Leuppi et al studied 50 patients, ages 18 to 69 years, all of whom were able to successfully control their asthma with inhaled corticosteroids; the goal was to identify predictors of the outcome of a dose reduction. During a four-week run-in period, the patients underwent indirect challenge with mannitol powder and direct challenge with histamine, and they had exhaled nitric oxide (NO) and sputum eosinophil levels measured. During the dose-reduction phase of the study, each patients daily corticosteroid dosage was halved every eight weeks until the patient either experienced an asthma exacerbation or was successfully weaned from the drug for eight weeks.
Of the 46 patients who completed
the study, 39 experienced asthma exacerbations; in 13 patients, the exacerbation
occurred after the first dosage reduction; in 19 patients, after the second reduction;
in five patients, after the third reduction; and in two patients, after the fourth
reduction. The remaining seven patients were completely weaned from corticosteroid
use and were well at the eight-week follow-up.

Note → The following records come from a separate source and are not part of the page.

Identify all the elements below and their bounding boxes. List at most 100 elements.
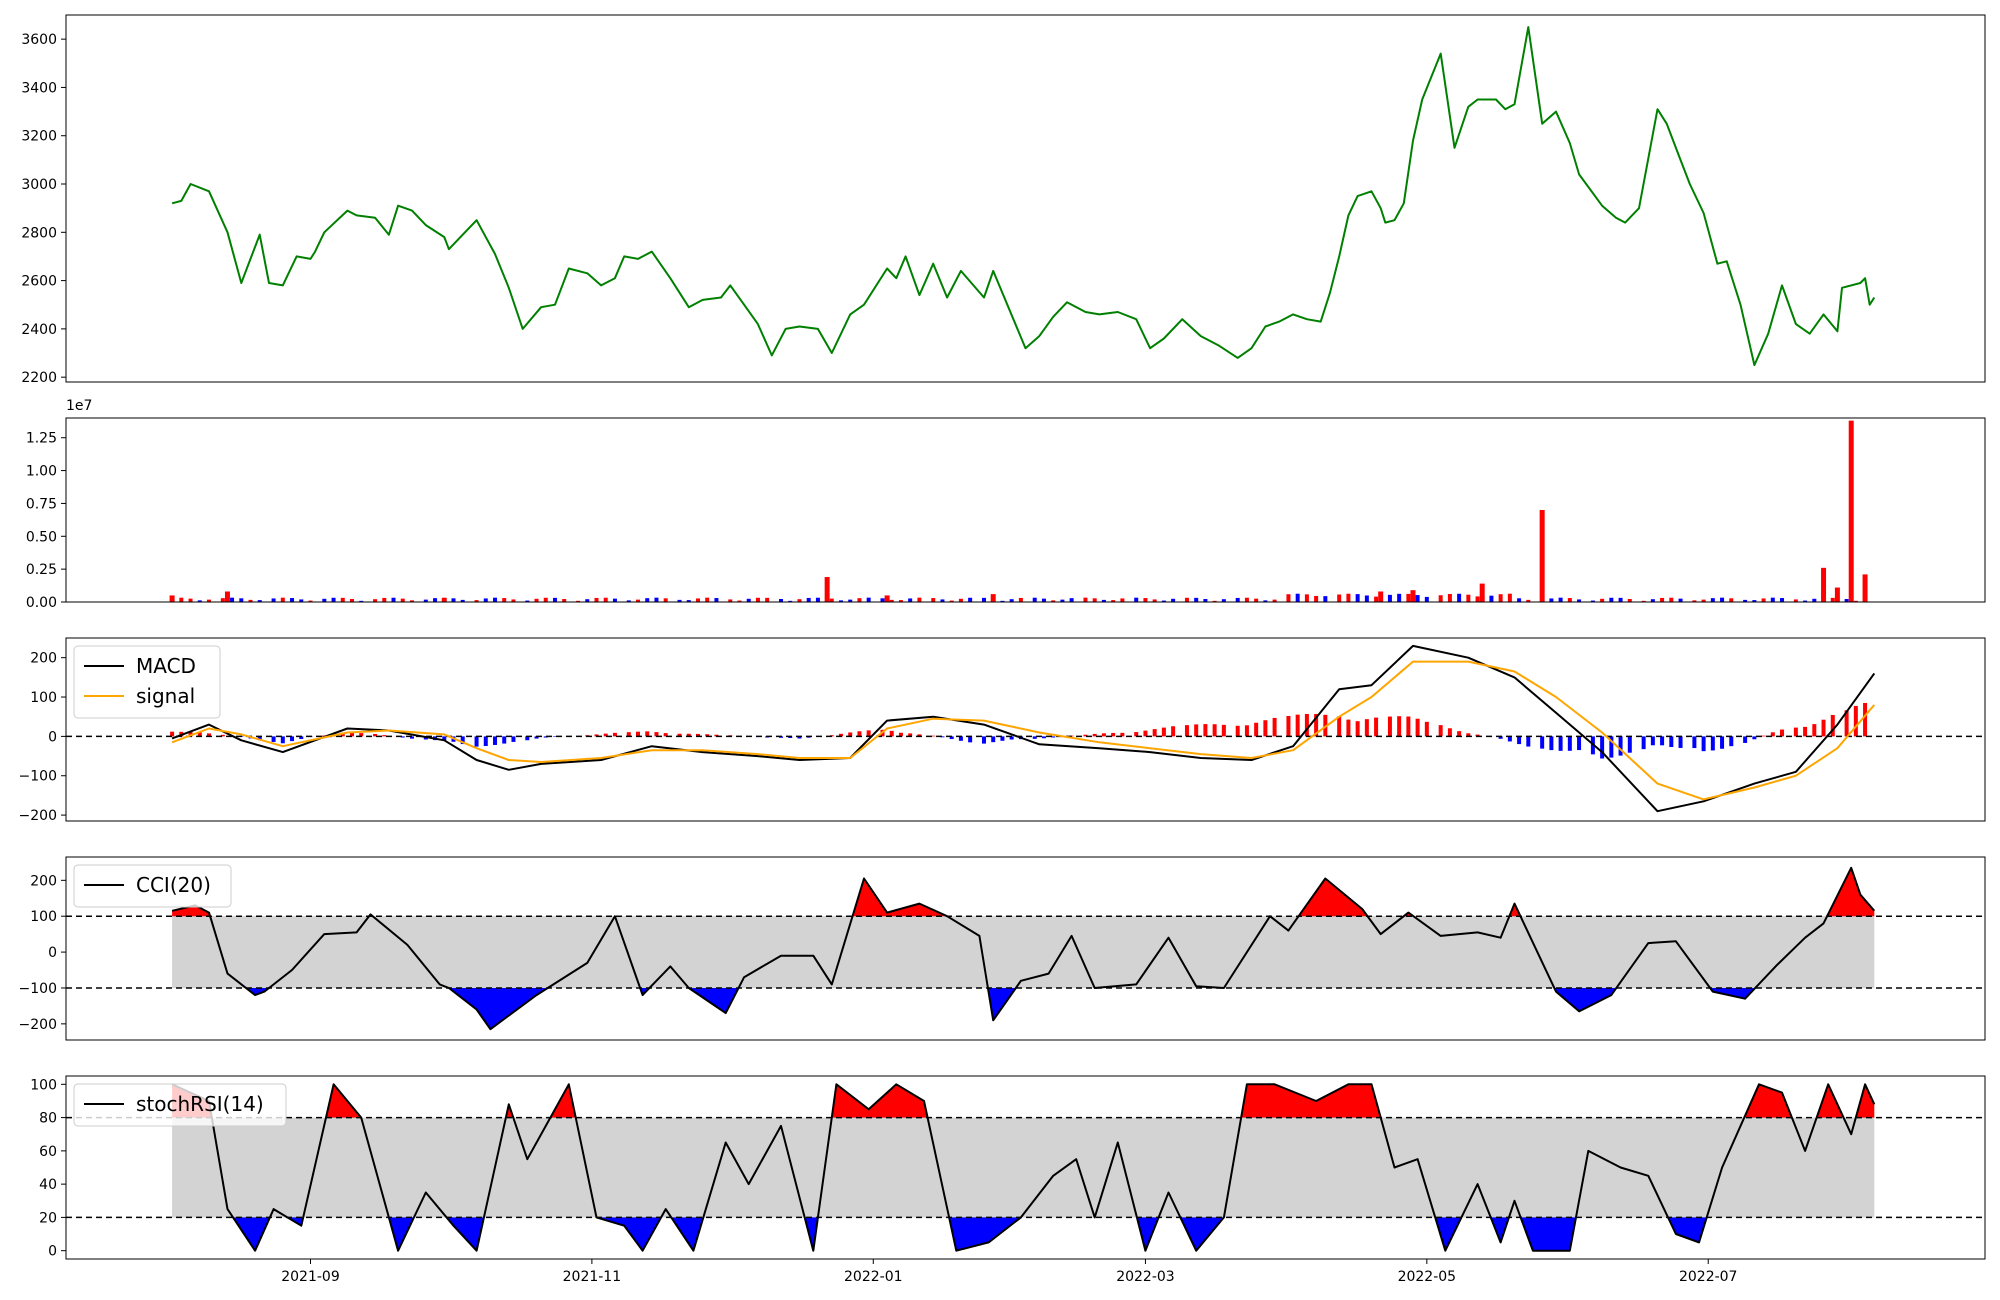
- volume-bar: [728, 599, 733, 602]
- volume-bar: [1834, 587, 1840, 602]
- macd-histogram-bar: [1438, 725, 1443, 737]
- volume-bar: [1830, 597, 1835, 602]
- volume-bar: [1143, 598, 1148, 602]
- volume-bar: [1111, 600, 1116, 602]
- volume-bar: [1498, 594, 1503, 602]
- macd-histogram-bar: [1263, 720, 1268, 737]
- macd-histogram-bar: [677, 733, 682, 737]
- volume-bar: [224, 591, 230, 602]
- macd-histogram-bar: [654, 732, 659, 737]
- stochrsi-overbought-fill: [172, 1084, 1875, 1118]
- volume-bar: [829, 598, 834, 602]
- macd-frame: [65, 637, 1986, 822]
- macd-histogram-bar: [714, 734, 719, 737]
- macd-histogram-bar: [340, 732, 345, 737]
- volume-bar: [1853, 600, 1858, 602]
- stochrsi-ytick-label: 80: [39, 1111, 57, 1127]
- macd-histogram-bar: [1729, 736, 1734, 747]
- macd-histogram-bar: [373, 733, 378, 737]
- macd-histogram-bar: [170, 731, 175, 737]
- macd-histogram-bar: [197, 732, 202, 737]
- macd-histogram-bar: [1770, 732, 1775, 737]
- volume-bar: [423, 599, 428, 602]
- volume-bar: [1314, 595, 1319, 602]
- macd-histogram-bar: [483, 736, 488, 747]
- volume-bar: [441, 598, 447, 602]
- macd-histogram-bar: [1641, 736, 1646, 750]
- cci-legend: CCI(20): [73, 864, 232, 908]
- macd-histogram-bar: [1111, 732, 1116, 737]
- price-ytick-label: 2400: [21, 322, 57, 338]
- stochrsi-ytick-label: 40: [39, 1177, 57, 1193]
- macd-histogram-bar: [1051, 736, 1056, 738]
- volume-bar: [1447, 593, 1452, 602]
- macd-histogram-bar: [1720, 736, 1725, 749]
- volume-bar: [382, 597, 387, 602]
- macd-histogram-bar: [848, 732, 853, 737]
- macd-histogram-bar: [1041, 736, 1046, 739]
- volume-bar: [350, 599, 355, 602]
- volume-bar: [1060, 599, 1065, 602]
- volume-bar: [502, 598, 507, 602]
- volume-bar: [1337, 594, 1342, 602]
- volume-bar: [1378, 591, 1384, 602]
- volume-bar: [474, 600, 479, 602]
- volume-bar: [1678, 598, 1683, 602]
- volume-bar: [1780, 598, 1785, 602]
- x-axis: 2021-09 2021-11 2022-01 2022-03 2022-05 2022-…: [281, 1259, 1737, 1285]
- volume-bar: [626, 600, 631, 602]
- volume-bar: [1743, 599, 1748, 602]
- volume-bar: [493, 597, 498, 602]
- volume-bar: [1479, 583, 1485, 602]
- macd-histogram-bar: [1812, 724, 1817, 737]
- macd-histogram-bar: [1364, 719, 1369, 737]
- macd-histogram-bar: [1475, 734, 1480, 737]
- volume-bar: [806, 597, 811, 602]
- price-ytick-label: 2800: [21, 225, 57, 241]
- macd-histogram-bar: [1009, 736, 1014, 740]
- macd-histogram: [170, 702, 1868, 759]
- volume-bar: [451, 598, 456, 602]
- macd-panel: −200 −100 0 100 200 MACD signal: [19, 637, 1986, 824]
- volume-bar: [1720, 597, 1725, 602]
- macd-histogram-bar: [1701, 736, 1706, 752]
- macd-histogram-bar: [626, 732, 631, 737]
- volume-bar: [331, 597, 336, 602]
- volume-bar: [1069, 598, 1074, 602]
- volume-bar: [1032, 597, 1037, 602]
- volume-frame: [65, 417, 1986, 603]
- volume-bar: [1134, 597, 1139, 602]
- volume-bar: [169, 595, 175, 602]
- volume-bar: [958, 598, 963, 602]
- volume-bar: [1650, 599, 1655, 602]
- stochrsi-line: [171, 1083, 1876, 1252]
- volume-bar: [1507, 593, 1512, 602]
- volume-bar: [857, 598, 862, 602]
- volume-bar: [207, 599, 212, 602]
- macd-histogram-bar: [1254, 722, 1259, 737]
- macd-histogram-bar: [1143, 730, 1148, 737]
- volume-bar: [1729, 598, 1734, 602]
- stochrsi-ytick-label: 20: [39, 1210, 57, 1226]
- cci-legend-box: [73, 864, 232, 908]
- cci-band: [172, 916, 1875, 988]
- volume-bar: [898, 600, 903, 602]
- macd-histogram-bar: [636, 731, 641, 737]
- volume-bar: [746, 598, 751, 602]
- volume-bar: [949, 600, 954, 602]
- volume-bar: [1692, 600, 1697, 602]
- volume-bar: [1203, 599, 1208, 602]
- macd-histogram-bar: [350, 732, 355, 737]
- volume-bar: [1710, 598, 1715, 602]
- volume-bar: [1374, 596, 1379, 602]
- cci-ytick-label: 100: [30, 909, 57, 925]
- macd-histogram-bar: [1540, 736, 1545, 749]
- macd-series-signal: [171, 660, 1876, 801]
- macd-histogram-bar: [1710, 736, 1715, 751]
- macd-histogram-bar: [400, 736, 405, 738]
- volume-bar: [322, 598, 327, 602]
- macd-histogram-bar: [1161, 727, 1166, 737]
- volume-bar: [1577, 599, 1582, 602]
- macd-histogram-bar: [1212, 724, 1217, 737]
- volume-bar: [220, 598, 225, 602]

A Kaplan-Meier survival analysis showed that significant predictors of the failure of corticosteroid reduction included:
Hyperresponsiveness to both mannitol and histamine at baseline and to mannitol during the dose-reduction phase.
An increase in eosinophil levels during dose reduction in the absence of high levels at baseline.
Patients ages 40 and older also appeared to be at greater risk of exacerbation. Neither lung function nor exhaled NO levels predicted exacerbation.
Leuppi JD, Salome CM, Jenkins
CR, et al. Predictive markers of asthma exacerbation during stepwise dose reduction
of inhaled corticosteroids. Am J Respir Crit Care Med. 2001;163:406-412.